The short films of Nash Edgerton exist on the border of overlapping genres, cinematic categorizations simultaneously flexing their muscles to subvert audience expectations. One of the founding members of Australian collective “Blue Tongue Films”, Edgerton is a jack of all trades – director, actor, editor, and long time stuntman for Hollywood. His short films are hyper kinetic in the most potent sense, consistently driven in one direction by fast paced editing and impressive stunt work. But each packs a different kind of tonal wallop, whether it’s the devastating karmic ending in Spider or the tragically horrific metamorphosis in Fuel.
Edgerton’s debut feature film The Square, a contorted Neo-noir that twists everyday characters into dangerous psychological knots, exists in a collective quicksand box where deception and murder seem to organically spring from the best of intentions. The Square is now touring the United States after being a smash hit in his native Australia. I sat down with Nash Edgerton after a screenings of his short film Spider and The Square to discuss genre, the production process, and his future endeavors.
GLENN HEATH, JR: Many of your short films, from Loaded to Lucky, all contain an incredible amount of forward momentum in the narrative, no matter if it’s during chase scenes or dialogue driven moments. This stems not only from your fast paced editing but extreme physicality in the stunt work. Why was this approach so important to you as a young filmmaker?
NASH EDGERTON:I always liked the idea of movement and rhythm and I felt like filming it in that way gives the audience a sense of what those characters are experiencing. For me filmmaking is such a visual medium, I didn’t want it to be just about talking. I wanted to try and tell stories visually.
GHJ: Especially in the short film format, where you don’t have a lot of time to achieve this goal. There’s a real difference between your short films and THE SQUARE.
NE: With The Square, the story lent itself to a slower build, and if someone barraged you in that way for 90 minutes it would be quite hard to take.
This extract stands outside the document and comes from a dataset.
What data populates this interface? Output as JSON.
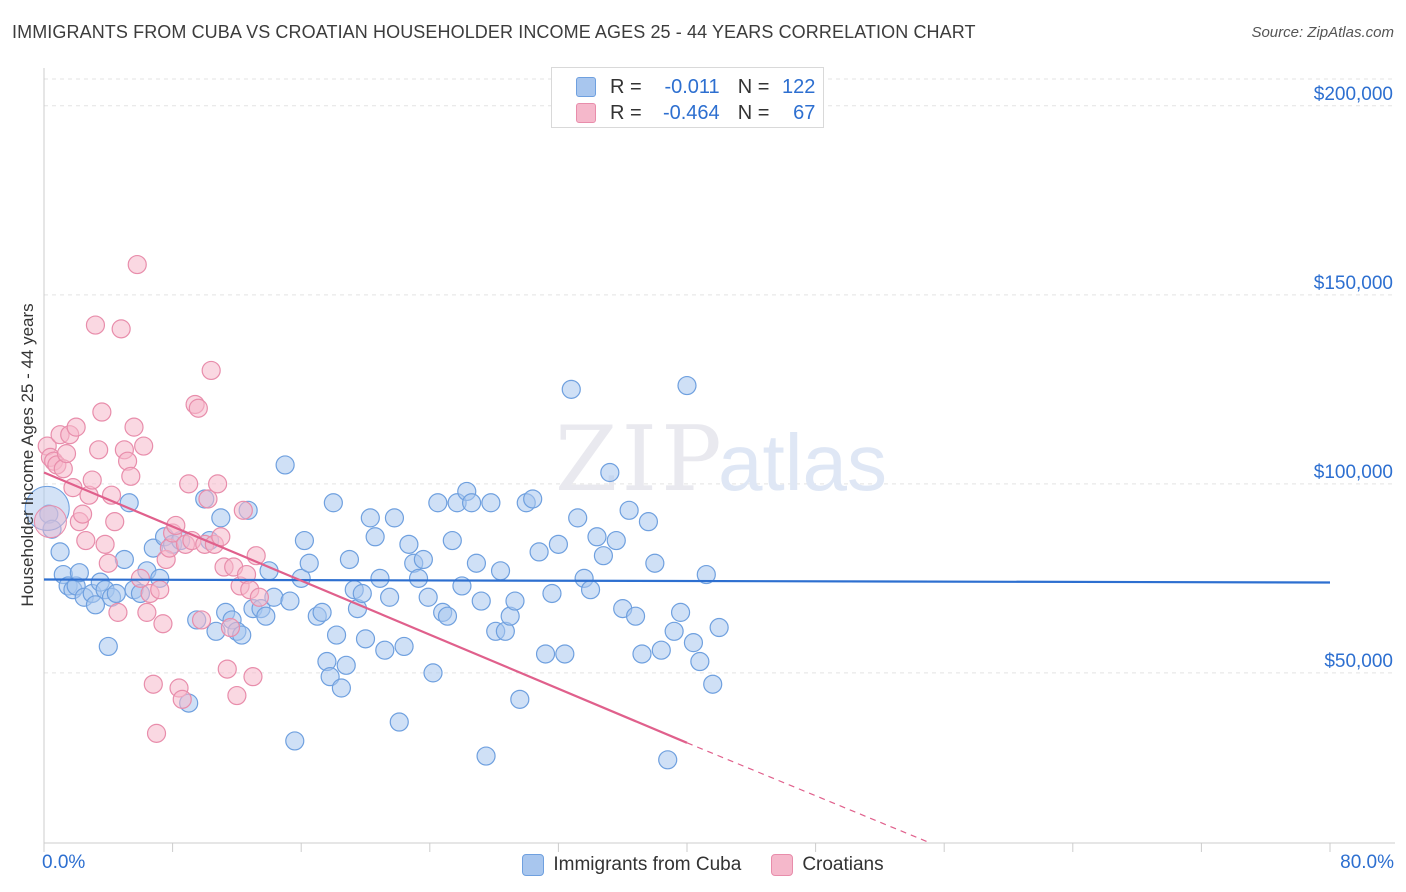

I set out with The Square to create a whirlpool effect, I mean to me Ray’s character is drowning, and I want to make it feel like it’s slowly creeping up on him and eventually his life starts spiraling out of control, and I wanted that feeling to come out in the film as more and more people get involved. Continue reading
The film noir doesn’t get much traffic these days. Maybe extreme cynicism, morally ambiguous characters, and dire endings are a tough sell in mainstream cinema. But every few years, a filmmaker dives headfirst into this hyper-stylized genre, re-inventing the rules and subverting expectations in the process. Nash Edgerton’s The Square fits nicely into this mold, an evolving organism of style and character that begins with miscommunication and slowly grows into full blown tragedy. The Noir aesthetics are all present – blackmail, greed, double-crosses, and murder – but Edgerton makes it a point to complicate each character and action, focusing on complex decisions that produce lasting and often violent consequences.
Ray (David Roberts) lives an ordinary life with his loving wife in Sydney suburb working as the head of the local construction project. He also happens to be having an affair with his beautiful neighbor Carla (Claire van der Boom), a younger woman unhappily married to a small time crook named Smithy (Anthony Hayes). When Smithy brings home a suspicious sack of money, the stage is set for a collective breakdown of trust, morality, and ultimately perception. Edgerton uses this scenario as a starting point, watching the deception slowly creep from one relationship to the next. Weather, nature, and even irony bend into the mix and before you know it, THE SQUARE has become a mini-epic of deceit.
The contorted narrative contains as many twists as a pretzel, but most feel organically tied to Ray’s very complex character arc. The script by Joel Edgerton (Nash’s brother) relies on nuance to display and upend character motivation, often stopping dialogue scenes with moments of quiet that pierce through the tension and create a paramount sense of dread. The Square measures each scene carefully, building, overlapping, and finally eroding each character from the inside out. The ramifications of each action aren’t always immediately felt, but as in the best Film Noir, the most dangerous consequences stem from the minute details of inaction and fate.
The Square is so dependent on it’s serpentine story path that some of the middle act gets muddled in the process, especially a side plot with one of Ray’s co-workers. But overall, Edgerton slyly utilizes Noir iconography, spinning each character like a top until a collective whirlpool consumes everyone involved. What’s most interesting is how Edgerton manages to inject weight in even the smallest details, whether it be the potent moments between the main character’s two dogs, Smithy’s brilliant transitions between aggressor and defender, or even the one calm second before the bloody finale, when each of the converging characters stand together in shock and awe.
Throughout The Square, time slows down to a menacing crawl, and no matter the sunny location, the unpredictable weather, or the character’s motives, the surface often represents only a fraction of the truth. Edgerton’s film watches as each character backs themselves into inescapable corners, closing the vice slowly until finally the paranoia and greed destroy any hope for salvation. Finally, Ray takes a long last walk down the his quiet suburban street, forever wondering why his life went to hell. The Edgerton brothers still won’t give him an easy answer.